“…Ten thousand eyes were on him as he rubbed his hands with dirt;
Five thousand tongues applauded when he wiped them on his shirt.
Then while the writhing pitcher ground the ball into his hip,
Defiance gleamed in Casey’s eye, a sneer curled Casey’s lip….”
from “Casey at the Bat” by Ernest Lawrence Thayer
I travel…on business, a lot. So how did I spend my Fourth of July holiday? I traveled. Off to Chicago, or rather, to the village of Glen Ellyn, specifically, a former place of residence. I spent the Fourth with long-time good friends and the next generation.
It was a swell trip, with barbecues and great conversation mixed with good food and wine. The weather was hot and muggy, but what should one expect in the dead of summer in Illinois?
The fireflies were delightful, or would have been were the Chicago mosquitoes a tad less aggressive and blood-thirsty.
There was an old-timey Fourth of July parade in Glen Ellyn including ancient fire trucks, horses, bag pipers, tumblers, twirlers, and cheerleaders. Ha, and a drachma of politicians.
I saw the interior of a Frank Lloyd Wright house for the first time…built in 1911, where we held a potluck on Fourth-night, just before the fireworks began.
And, with my pal George, now Uncle George, I went to watch the Cubbies play.
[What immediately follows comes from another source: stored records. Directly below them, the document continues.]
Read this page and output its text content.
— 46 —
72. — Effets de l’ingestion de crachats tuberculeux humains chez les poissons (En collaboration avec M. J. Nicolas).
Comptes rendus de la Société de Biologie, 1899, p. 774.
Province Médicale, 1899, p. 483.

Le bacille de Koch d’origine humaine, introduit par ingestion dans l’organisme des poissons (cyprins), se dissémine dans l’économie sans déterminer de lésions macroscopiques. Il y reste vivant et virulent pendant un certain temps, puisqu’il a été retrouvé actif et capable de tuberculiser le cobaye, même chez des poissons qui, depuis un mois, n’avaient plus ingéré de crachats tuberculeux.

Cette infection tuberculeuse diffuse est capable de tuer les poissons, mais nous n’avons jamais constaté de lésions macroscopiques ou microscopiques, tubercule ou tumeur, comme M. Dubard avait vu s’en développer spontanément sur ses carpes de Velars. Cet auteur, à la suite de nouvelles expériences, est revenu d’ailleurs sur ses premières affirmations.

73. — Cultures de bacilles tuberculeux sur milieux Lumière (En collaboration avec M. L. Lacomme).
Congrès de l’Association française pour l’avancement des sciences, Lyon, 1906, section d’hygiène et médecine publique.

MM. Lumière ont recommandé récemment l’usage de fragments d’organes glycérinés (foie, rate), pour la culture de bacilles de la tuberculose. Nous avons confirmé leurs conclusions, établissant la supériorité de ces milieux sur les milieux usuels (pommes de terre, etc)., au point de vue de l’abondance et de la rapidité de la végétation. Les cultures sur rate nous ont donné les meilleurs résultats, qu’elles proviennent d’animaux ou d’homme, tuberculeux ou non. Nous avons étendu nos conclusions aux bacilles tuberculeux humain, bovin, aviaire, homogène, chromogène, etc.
We brought along two of George’s nephews: Alex and Dexter. The younger of the two had only attended a baseball game or three in his entire life.
Uncle George had the brilliant idea of teaching the youths (youts?) how to score a game.
We hopped on the Chicago Northwestern train and headed east toward Lake Michigan and Wrigley Field. The train was jam-packed on the day before the Fourth and our party was separated.
Now, I’m not saying George is gregarious, but he could make friends in a graveyard. By the time we reached Ogilvie Station, George had met an octogenarian headed for A Taste of Chicago. This fellow provided us with explicit instructions for getting to Wrigley Field.
We boarded the underground, and as it steamed toward Wrigley, each stop brought more and more passengers festooned in baseball finery. This was not just any old game, it was an intra-city rivalry, the Cubs against the White Sox, and feelings ran high.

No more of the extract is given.